Wann öffnet der Rialto-Fischmarkt?

Dienstag bis Samstag, ca. 7:30 bis 12:00–12:30 Uhr. Die Stände fangen gegen Mittag an zu räumen. Der Gemüsemarkt (Erberia) ist täglich außer Sonntag geöffnet, ähnliche Öffnungszeiten. Der Markt öffnet montags oder sonntags nicht.

Das Rialto-Gebiet in der Handelsgeschichte Venedigs

Das Rialto-Gebiet war nicht nur Venedigs Markt — es war die Finanzhauptstadt des mittelalterlichen Mittelmeers:

Geldwechseln: Die Campsores (Geldwechsler), die ab dem 11. Jahrhundert am Rialto operierten, schufen die Infrastruktur für den Austausch zwischen Dutzenden von Währungen und ermöglichten den internationalen Handel in einer Ära vor standardisierten Währungen.

Versicherung: Seeversicherung, wie wir sie verstehen, wurde im Wesentlichen im 14. Jahrhundert in Venedig erfunden. Die Versicherungszeichner am Rialto konnten den Wert einer Ladung vor einer Reise garantieren und auszahlen, wenn das Schiff verloren ging.

Kredit und Wechsel: Der Wechsel — ein schriftliches Versprechen, einen bestimmten Betrag in einer anderen Währung zu einem späteren Datum zu zahlen — wurde in Venedig und Genua als Mechanismus für die Übertragung von Geld über lange Distanzen ohne physischen Münztransport entwickelt.

Die Brücke und der Traghetto: zwei Wege hinüber

Die Brücke: Der 1591 gebaute Steinbogen trägt Fußgänger und die Geschäfte oben.

Der Traghetto: Der Gondelferryservice, der seit mindestens dem 14. Jahrhundert den Canal Grande am Rialto überquert, berechnet 2 € für eine Überquerung. Dies ist kein touristisches Gondel-Erlebnis — es ist ein utilitaristischer öffentlicher Transportdienst.
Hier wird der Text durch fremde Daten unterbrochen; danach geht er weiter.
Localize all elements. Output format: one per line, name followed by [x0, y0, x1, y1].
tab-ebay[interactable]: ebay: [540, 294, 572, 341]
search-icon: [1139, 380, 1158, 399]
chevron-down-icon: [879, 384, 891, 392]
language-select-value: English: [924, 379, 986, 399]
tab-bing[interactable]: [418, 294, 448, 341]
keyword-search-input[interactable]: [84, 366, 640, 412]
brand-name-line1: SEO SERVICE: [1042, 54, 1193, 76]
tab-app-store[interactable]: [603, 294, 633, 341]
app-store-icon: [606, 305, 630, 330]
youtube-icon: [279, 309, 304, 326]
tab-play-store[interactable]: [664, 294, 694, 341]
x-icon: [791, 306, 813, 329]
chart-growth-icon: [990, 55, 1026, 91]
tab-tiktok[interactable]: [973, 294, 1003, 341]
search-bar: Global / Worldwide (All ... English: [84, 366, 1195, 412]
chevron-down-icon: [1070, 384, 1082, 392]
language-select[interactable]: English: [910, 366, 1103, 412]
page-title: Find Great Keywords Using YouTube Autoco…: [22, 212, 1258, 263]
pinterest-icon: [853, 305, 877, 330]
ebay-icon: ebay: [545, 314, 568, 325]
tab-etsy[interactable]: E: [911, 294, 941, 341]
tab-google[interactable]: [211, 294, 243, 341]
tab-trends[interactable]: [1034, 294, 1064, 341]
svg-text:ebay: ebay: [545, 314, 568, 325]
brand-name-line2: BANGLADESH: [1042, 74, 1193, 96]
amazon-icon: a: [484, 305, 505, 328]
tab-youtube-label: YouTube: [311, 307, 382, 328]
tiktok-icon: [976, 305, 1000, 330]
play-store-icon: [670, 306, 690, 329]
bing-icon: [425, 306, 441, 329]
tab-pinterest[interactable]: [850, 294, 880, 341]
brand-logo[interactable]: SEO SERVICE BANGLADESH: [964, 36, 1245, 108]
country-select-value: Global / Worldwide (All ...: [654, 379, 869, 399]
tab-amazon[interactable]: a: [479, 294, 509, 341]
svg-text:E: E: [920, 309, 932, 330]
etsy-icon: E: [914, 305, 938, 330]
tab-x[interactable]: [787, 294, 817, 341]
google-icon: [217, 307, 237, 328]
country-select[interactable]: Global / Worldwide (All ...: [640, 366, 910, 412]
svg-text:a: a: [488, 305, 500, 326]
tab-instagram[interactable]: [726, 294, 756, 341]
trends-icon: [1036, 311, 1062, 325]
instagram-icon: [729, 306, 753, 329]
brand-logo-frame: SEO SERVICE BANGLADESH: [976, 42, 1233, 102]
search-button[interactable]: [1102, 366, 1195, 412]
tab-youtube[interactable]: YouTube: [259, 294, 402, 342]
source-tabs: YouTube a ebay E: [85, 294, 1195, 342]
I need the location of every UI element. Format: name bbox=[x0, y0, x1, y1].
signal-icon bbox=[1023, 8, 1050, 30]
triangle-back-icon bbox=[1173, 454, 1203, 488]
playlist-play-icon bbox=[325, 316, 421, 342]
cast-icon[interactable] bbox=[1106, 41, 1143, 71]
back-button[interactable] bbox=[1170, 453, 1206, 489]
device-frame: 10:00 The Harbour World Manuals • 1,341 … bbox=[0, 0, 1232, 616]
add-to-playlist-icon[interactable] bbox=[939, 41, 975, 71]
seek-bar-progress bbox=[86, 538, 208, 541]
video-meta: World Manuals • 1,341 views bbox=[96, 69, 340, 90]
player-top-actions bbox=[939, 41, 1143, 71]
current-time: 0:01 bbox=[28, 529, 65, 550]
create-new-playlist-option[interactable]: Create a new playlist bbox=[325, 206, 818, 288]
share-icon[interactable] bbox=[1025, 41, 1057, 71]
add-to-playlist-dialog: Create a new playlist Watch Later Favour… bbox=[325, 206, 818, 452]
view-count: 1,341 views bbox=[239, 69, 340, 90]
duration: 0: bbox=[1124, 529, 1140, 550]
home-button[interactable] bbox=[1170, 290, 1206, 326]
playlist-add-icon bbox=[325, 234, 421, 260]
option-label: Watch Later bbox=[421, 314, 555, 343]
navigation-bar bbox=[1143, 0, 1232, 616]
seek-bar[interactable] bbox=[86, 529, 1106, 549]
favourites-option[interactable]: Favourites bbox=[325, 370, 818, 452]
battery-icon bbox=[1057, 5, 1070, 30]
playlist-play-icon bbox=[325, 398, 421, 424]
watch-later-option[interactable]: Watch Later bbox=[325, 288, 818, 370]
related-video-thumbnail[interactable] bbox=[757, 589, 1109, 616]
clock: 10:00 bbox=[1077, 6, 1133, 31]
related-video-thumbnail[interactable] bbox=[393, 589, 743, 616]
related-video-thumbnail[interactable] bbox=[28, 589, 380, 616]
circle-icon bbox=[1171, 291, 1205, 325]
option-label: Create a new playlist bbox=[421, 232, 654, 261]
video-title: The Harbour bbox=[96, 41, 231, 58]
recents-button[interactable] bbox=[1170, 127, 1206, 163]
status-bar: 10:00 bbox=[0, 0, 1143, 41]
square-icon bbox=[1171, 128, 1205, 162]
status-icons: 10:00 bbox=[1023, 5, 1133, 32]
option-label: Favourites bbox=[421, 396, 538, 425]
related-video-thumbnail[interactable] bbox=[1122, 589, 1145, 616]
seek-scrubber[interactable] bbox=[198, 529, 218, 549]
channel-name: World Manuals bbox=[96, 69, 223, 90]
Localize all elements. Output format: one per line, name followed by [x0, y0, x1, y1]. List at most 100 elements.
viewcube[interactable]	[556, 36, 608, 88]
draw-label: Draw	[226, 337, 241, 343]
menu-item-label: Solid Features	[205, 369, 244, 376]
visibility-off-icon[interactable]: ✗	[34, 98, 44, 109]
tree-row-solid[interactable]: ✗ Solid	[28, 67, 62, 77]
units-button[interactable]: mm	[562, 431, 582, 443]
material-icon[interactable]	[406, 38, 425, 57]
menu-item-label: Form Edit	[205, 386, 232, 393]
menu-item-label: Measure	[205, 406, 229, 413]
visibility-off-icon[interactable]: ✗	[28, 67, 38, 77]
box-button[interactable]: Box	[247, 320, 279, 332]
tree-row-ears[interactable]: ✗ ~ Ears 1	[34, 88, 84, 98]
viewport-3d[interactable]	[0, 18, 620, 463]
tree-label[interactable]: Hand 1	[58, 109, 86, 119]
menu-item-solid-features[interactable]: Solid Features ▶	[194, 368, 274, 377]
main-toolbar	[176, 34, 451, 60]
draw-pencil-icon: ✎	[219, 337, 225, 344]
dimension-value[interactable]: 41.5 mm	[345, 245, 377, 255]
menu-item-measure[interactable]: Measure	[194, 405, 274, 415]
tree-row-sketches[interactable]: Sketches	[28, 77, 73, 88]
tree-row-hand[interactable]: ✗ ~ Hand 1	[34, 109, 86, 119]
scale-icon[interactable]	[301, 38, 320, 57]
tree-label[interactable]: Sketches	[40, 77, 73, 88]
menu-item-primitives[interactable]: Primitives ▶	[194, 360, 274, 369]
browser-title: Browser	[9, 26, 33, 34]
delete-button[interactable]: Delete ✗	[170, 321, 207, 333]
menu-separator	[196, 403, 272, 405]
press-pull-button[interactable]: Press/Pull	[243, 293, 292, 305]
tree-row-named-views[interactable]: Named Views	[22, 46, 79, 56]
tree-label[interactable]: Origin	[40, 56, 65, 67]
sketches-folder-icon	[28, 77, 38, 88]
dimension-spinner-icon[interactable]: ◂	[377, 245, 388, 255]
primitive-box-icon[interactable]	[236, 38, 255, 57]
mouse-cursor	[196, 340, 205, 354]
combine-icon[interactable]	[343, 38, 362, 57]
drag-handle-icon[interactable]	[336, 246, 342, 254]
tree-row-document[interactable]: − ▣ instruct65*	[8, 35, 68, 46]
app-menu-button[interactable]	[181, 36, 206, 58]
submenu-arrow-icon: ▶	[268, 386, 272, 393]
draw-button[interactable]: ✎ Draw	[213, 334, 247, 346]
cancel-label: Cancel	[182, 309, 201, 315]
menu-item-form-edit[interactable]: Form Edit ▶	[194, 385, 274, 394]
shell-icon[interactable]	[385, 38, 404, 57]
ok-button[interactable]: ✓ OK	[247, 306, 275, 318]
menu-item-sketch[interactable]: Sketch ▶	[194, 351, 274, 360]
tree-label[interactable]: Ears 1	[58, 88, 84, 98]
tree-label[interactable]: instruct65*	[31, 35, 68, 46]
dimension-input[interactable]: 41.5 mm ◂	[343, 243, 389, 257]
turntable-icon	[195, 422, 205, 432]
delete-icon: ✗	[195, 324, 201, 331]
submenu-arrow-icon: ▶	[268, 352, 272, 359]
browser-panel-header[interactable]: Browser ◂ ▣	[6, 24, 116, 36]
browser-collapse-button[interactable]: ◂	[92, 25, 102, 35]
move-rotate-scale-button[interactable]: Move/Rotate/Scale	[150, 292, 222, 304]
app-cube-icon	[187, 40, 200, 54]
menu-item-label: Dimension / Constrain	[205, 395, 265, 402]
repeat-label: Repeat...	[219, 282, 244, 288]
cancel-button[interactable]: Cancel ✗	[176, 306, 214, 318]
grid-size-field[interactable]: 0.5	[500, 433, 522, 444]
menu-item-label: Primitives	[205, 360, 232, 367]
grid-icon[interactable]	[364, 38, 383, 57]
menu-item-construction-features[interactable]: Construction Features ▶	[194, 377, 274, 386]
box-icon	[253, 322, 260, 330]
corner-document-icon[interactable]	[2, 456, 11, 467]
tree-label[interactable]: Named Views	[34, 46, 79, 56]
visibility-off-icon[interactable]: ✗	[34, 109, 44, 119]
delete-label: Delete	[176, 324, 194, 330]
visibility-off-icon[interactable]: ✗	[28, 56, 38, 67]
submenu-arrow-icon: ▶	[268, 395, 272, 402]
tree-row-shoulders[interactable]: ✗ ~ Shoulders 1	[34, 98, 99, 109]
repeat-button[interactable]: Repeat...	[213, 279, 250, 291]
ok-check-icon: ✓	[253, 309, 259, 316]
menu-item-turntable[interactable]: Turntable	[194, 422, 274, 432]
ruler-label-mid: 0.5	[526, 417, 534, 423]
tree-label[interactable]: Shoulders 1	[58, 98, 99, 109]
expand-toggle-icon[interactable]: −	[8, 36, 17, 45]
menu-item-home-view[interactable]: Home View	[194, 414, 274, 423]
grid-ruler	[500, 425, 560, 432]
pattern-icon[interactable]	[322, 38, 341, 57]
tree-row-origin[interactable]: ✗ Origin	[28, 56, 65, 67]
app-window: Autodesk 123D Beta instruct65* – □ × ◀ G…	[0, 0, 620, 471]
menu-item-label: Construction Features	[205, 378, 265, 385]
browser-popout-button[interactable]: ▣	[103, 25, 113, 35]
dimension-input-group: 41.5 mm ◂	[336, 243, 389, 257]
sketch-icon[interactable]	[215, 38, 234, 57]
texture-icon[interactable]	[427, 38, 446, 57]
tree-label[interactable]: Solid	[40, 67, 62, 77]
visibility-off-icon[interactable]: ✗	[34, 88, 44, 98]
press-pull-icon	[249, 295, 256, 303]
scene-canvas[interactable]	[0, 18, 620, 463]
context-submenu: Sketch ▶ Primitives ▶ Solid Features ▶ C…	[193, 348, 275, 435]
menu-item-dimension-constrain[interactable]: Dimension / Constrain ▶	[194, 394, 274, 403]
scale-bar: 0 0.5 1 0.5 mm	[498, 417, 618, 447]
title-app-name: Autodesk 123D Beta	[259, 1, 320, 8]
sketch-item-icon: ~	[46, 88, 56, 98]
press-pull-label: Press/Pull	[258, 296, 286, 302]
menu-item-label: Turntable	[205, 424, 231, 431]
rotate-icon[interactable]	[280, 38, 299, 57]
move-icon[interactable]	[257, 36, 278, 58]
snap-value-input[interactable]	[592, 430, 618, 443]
Die Überquerung dauert etwa 90 Sekunden und ist die schnellste und lokalste Art, den Kanal an diesem Punkt zu überqueren. Einheimische stehen in der Gondel; von Touristen wird erwartet, dass sie dasselbe tun. Diese 2-Euro-Überquerung gibt Ihnen einen Blick auf Wasserhöhe auf die Brücke von einer Gondel aus — ohne die Kosten einer vollständigen Gondeltour.

Vaporetto: Linie 1 fährt mehrfach pro Stunde unter der Brücke hindurch. An der Vorderseite des Bootes stehen gibt Ihnen das Erlebnis, unter der Brücke hindurchzufahren.